A Massage Therapist's For Chronic Neck & TMJD Dysfunction 8.5 CE
This 300-page eBook 8.5 CE course from Approved Provider #1000799 teaches an advanced massage therapist’s approach to chronic neck and TMJD dysfunction. The course includes several practice tests and an NCBTMB-approved final exam.
Designed for massage professionals, this training focuses on advanced assessment and release techniques for the neck and TMJD, using a whole-body, fascial-based approach to improve clinical precision and client outcomes. Offered through Clinical Massage CE Programs.

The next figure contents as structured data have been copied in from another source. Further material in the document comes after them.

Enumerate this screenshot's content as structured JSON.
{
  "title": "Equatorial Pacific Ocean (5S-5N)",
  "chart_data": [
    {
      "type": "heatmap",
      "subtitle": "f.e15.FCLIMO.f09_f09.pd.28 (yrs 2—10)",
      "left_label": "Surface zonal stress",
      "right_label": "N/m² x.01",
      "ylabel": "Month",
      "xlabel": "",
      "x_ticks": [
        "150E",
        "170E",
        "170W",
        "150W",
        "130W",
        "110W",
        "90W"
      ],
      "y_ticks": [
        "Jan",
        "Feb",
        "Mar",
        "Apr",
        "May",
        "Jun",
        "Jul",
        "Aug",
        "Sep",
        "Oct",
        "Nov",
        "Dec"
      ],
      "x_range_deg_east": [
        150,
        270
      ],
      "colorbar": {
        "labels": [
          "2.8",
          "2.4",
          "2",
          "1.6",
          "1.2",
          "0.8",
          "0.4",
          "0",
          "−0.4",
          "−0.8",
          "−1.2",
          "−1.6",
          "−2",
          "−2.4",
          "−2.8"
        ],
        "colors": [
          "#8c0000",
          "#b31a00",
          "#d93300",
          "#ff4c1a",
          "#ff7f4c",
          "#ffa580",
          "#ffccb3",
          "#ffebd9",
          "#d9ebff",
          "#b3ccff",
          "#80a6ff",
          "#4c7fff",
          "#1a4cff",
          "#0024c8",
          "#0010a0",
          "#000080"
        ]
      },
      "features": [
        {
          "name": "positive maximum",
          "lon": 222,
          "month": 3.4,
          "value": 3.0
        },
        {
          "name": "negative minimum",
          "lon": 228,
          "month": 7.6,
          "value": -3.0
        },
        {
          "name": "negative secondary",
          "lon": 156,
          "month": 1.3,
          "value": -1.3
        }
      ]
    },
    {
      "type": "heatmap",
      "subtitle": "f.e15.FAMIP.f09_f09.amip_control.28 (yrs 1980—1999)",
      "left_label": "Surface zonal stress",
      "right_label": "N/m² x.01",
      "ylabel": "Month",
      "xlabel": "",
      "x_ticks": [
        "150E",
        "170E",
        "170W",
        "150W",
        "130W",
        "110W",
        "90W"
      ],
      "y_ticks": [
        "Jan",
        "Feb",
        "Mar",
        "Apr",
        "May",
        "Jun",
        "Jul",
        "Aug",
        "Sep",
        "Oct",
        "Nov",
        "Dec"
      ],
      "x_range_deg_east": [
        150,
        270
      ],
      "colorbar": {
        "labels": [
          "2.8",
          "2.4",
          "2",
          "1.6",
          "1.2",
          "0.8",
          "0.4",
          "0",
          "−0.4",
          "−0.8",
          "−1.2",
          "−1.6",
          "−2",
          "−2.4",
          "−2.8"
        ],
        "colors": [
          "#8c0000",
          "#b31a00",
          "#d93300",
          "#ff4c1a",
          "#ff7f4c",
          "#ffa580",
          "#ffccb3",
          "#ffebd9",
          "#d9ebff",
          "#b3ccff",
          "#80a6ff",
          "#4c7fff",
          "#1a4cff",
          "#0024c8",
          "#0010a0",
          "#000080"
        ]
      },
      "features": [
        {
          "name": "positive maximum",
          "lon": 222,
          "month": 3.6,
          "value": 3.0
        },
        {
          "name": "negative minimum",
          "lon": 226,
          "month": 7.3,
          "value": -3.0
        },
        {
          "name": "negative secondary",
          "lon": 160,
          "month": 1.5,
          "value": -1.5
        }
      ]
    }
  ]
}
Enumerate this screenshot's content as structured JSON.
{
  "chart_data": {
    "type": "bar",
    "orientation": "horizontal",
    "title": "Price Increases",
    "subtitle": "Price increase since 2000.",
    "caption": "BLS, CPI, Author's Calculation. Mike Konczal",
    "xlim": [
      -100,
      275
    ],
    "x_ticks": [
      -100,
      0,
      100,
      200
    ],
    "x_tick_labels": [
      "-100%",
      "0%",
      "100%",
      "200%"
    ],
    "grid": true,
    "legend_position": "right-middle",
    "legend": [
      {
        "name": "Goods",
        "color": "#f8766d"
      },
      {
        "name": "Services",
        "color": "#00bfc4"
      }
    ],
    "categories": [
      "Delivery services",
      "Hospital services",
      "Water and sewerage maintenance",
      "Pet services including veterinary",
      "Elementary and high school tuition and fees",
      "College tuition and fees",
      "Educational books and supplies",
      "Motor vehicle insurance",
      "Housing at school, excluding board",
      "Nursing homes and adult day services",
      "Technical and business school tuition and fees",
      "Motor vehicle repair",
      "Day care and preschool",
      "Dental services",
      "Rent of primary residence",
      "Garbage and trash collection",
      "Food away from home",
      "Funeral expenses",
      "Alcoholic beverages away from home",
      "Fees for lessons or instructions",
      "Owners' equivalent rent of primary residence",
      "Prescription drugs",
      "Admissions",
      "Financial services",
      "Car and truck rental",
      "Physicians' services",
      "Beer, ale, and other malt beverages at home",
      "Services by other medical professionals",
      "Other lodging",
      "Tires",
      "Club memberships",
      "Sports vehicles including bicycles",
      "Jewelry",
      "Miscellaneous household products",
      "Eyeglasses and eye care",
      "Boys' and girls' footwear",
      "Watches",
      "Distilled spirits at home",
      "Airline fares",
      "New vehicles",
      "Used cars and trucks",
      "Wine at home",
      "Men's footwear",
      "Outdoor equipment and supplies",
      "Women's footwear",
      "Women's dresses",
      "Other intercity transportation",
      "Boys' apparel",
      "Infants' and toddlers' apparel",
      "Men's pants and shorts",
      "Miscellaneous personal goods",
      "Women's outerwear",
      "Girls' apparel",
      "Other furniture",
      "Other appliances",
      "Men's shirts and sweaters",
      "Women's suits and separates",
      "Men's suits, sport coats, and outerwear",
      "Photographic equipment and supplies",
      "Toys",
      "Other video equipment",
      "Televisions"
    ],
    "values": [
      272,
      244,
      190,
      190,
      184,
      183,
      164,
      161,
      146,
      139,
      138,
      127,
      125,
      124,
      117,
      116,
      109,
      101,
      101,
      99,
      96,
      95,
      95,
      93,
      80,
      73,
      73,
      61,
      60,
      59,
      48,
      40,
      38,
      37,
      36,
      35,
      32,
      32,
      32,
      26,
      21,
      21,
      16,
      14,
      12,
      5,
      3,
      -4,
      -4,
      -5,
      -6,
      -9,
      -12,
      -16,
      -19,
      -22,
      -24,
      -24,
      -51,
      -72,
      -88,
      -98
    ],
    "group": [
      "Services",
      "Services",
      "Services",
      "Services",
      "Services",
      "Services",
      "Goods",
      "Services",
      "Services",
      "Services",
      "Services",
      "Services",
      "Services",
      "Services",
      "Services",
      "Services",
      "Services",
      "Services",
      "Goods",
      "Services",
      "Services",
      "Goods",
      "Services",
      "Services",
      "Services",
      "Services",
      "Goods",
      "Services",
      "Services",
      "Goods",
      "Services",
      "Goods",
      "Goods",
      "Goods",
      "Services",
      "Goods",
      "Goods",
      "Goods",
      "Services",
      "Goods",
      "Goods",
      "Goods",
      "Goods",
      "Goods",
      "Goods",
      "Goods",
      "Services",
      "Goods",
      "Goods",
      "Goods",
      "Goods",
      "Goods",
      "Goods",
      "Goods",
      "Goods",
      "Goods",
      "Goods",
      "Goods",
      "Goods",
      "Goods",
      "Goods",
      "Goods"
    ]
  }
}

A Massage Therapist's Approach to Chronic Neck-TMJ
Who this eBook/CE Workbook is for
Pain is a change request. This eBook gives you precise ways to answer it in the upper quarter—rib cage to neck to shoulder girdle—, so clients move with less bracing, less tingling, and more confidence. It is built for working massage and manual therapists who want to pair confident hands with clear clinical reasoning for postural syndromes and nerve-related symptoms. Motivated self-care seekers are welcome too—especially desk dwellers, athletes, lifters, and anyone navigating forward head posture, neck pain, or arm numbness—because the language is plain and the strategies are safe and usable the same day. We honor scope and safety, we think in terms of tests and retests, and we translate anatomy into practical touch and movement that change how the neck, ribs, and scapula share load.
This workbook is important now because modern lifestyles bias the head forward and the shoulders inward. Hours of screen time and stress load the suboccipitals, SCM, scalenes, levator scapulae, and pecs, while deconditioning stiffens the upper thorax and first rib. Clients present with mixed complaints—tight necks, headaches, jaw tension, arm paresthesia, and whiplash sequelae—that resist one-size-fits-all protocols. They expect evidence-informed care, ethical boundaries, and visible change during the session. This course equips you with assessment-driven manual strategies for the cervical spine and shoulder girdle, gentle yet targeted work on myofascial and neural interfaces, first-rib and upper-thoracic mobilization, and simple home drills that help manual gains persist. You will leave with a reliable test–treat–retest flow, nervous-system-aware dosing, and a clear map of the lamina groove, scalene triangle, costoclavicular space, and scapulothoracic mechanics that govern symptoms in the neck and arm.